Ley secundaria en telecomunicaciones,
¿en duda la autonomía de Ifetel?
La autonomía del Ifetel proviene directamente de la Constitución, es una característica que le es otorgada directamente por esa fuente y en ese sentido la naturaleza jurídica del Ifetel ya está definida desde la reforma constitucional. La legislación secundaria debe servir para aportar el andamiaje normativo que le permita a esta autoridad autónoma desplegar a plenitud las facultades y las responsabilidades que la Constitución le otorga.
Es aquí donde han surgido diferendos de interpretación entre los distintos actores que han conocido y leído esta iniciativa. Hay voces que sostienen que la iniciativa en realidad no refuerza, no ratifica, no confirma la autonomía constitucional plena sino que, de alguna manera, constituye una regresión porque reafirma facultades que, en particular el artículo 28 constitucional, le otorga de manera directa al Ifetel, a la sede del Poder Ejecutivo.
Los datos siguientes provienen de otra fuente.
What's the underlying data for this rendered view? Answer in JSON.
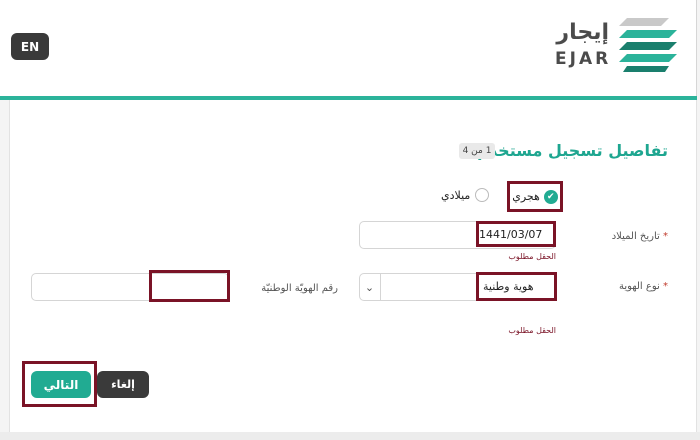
{
  "header": {
    "lang_button": "EN",
    "logo_ar": "إيجار",
    "logo_en": "EJAR"
  },
  "form": {
    "title": "تفاصيل تسجيل مستخدم",
    "step_badge": "1 من 4",
    "calendar": {
      "hijri_label": "هجري",
      "gregorian_label": "ميلادي",
      "selected": "هجري"
    },
    "dob": {
      "label": "تاريخ الميلاد",
      "required_mark": "*",
      "value": "1441/03/07",
      "error": "الحقل مطلوب"
    },
    "id_type": {
      "label": "نوع الهوية",
      "required_mark": "*",
      "value": "هوية وطنية",
      "error": "الحقل مطلوب"
    },
    "id_number": {
      "label": "رقم الهويّة الوطنيّة",
      "value": ""
    }
  },
  "actions": {
    "next_label": "التالي",
    "cancel_label": "إلغاء"
  },
  "colors": {
    "accent": "#21ab92",
    "highlight": "#7a1326",
    "dark_button": "#3a3a3a"
  },
  "icons": {
    "check": "check-icon",
    "chevron": "chevron-down-icon"
  }
}
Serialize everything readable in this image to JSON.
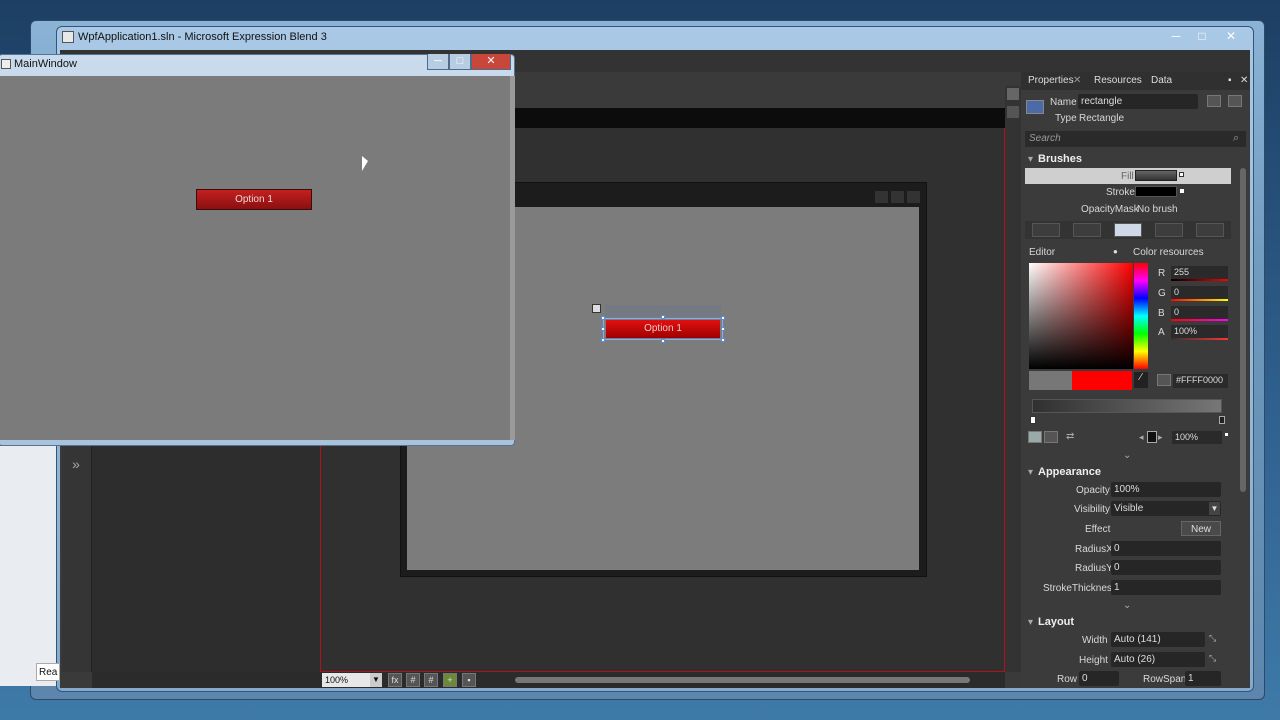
{
  "main_window": {
    "title": "WpfApplication1.sln - Microsoft Expression Blend 3",
    "min": "─",
    "max": "□",
    "close": "✕"
  },
  "app_window": {
    "title": "MainWindow",
    "option_label": "Option 1",
    "min": "─",
    "max": "□",
    "close": "✕"
  },
  "artboard": {
    "button_label": "Option 1",
    "zoom": "100%"
  },
  "left_peek": {
    "tab_label": "Rea"
  },
  "properties": {
    "tabs": [
      "Properties",
      "Resources",
      "Data"
    ],
    "name_label": "Name",
    "name_value": "rectangle",
    "type_label": "Type",
    "type_value": "Rectangle",
    "search_placeholder": "Search",
    "brushes": {
      "header": "Brushes",
      "fill_label": "Fill",
      "stroke_label": "Stroke",
      "opacity_mask_label": "OpacityMask",
      "opacity_mask_value": "No brush",
      "editor_label": "Editor",
      "color_resources_label": "Color resources",
      "r_label": "R",
      "r_value": "255",
      "g_label": "G",
      "g_value": "0",
      "b_label": "B",
      "b_value": "0",
      "a_label": "A",
      "a_value": "100%",
      "hex_value": "#FFFF0000",
      "stop_offset": "100%",
      "fill_color": "#ff0000"
    },
    "appearance": {
      "header": "Appearance",
      "opacity_label": "Opacity",
      "opacity_value": "100%",
      "visibility_label": "Visibility",
      "visibility_value": "Visible",
      "effect_label": "Effect",
      "effect_button": "New",
      "radiusx_label": "RadiusX",
      "radiusx_value": "0",
      "radiusy_label": "RadiusY",
      "radiusy_value": "0",
      "stroke_thickness_label": "StrokeThickness",
      "stroke_thickness_value": "1"
    },
    "layout": {
      "header": "Layout",
      "width_label": "Width",
      "width_value": "Auto (141)",
      "height_label": "Height",
      "height_value": "Auto (26)",
      "row_label": "Row",
      "row_value": "0",
      "rowspan_label": "RowSpan",
      "rowspan_value": "1"
    }
  }
}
Hay una reflexión interesante, creo que la apuesta con la reforma constitucional en ésta y otras materias fue precisamente la de recuperar la rectoría del Estado, lo que no quiere decir —ni tiene que decir— la rectoría por parte del Poder Ejecutivo, es decir, la rectoría a cargo del gobierno. La gran apuesta de las iniciativas de reforma que han provenido del Pacto por México ha sido la de fortalecer un diseño de Estado que trasciende la tradicional división tripartita de los poderes, y que asigna una serie de funciones estratégicas ya no al Poder Ejecutivo, no al gobierno federal, sino a todas estas autoridades que tienen un fundamento y un rango constitucional que pertenecen al Estado mexicano pero que han sido diseñadas para realizar sus labores de regulación, control, gestión y rectoría de manera autónoma no sólo frente al Ejecutivo, sino también autónoma frente al Poder Legislativo, y —salvo obviamente cuando se trate de asuntos de índole jurisdiccional— también frente al Poder Judicial.
SCT planea política en telecomunicaciones
e Ifetel sólo ejecuta
Si revisamos la Constitución, es errado. La Constitución trasladó a la potestad del Ifetel facultades muy importantes en materia de regulación, control, supervisión, sanción en materia de comunicaciones. La autoridad que hoy tiene la responsabilidad de la gestión de las telecomunicaciones en la mayor parte de las funciones que un Estado debe llevar a cabo en México, es por mandato constitucional, por decisión del propio poder de reforma constitucional y por iniciativa del propio Ejecutivo del Ifetel.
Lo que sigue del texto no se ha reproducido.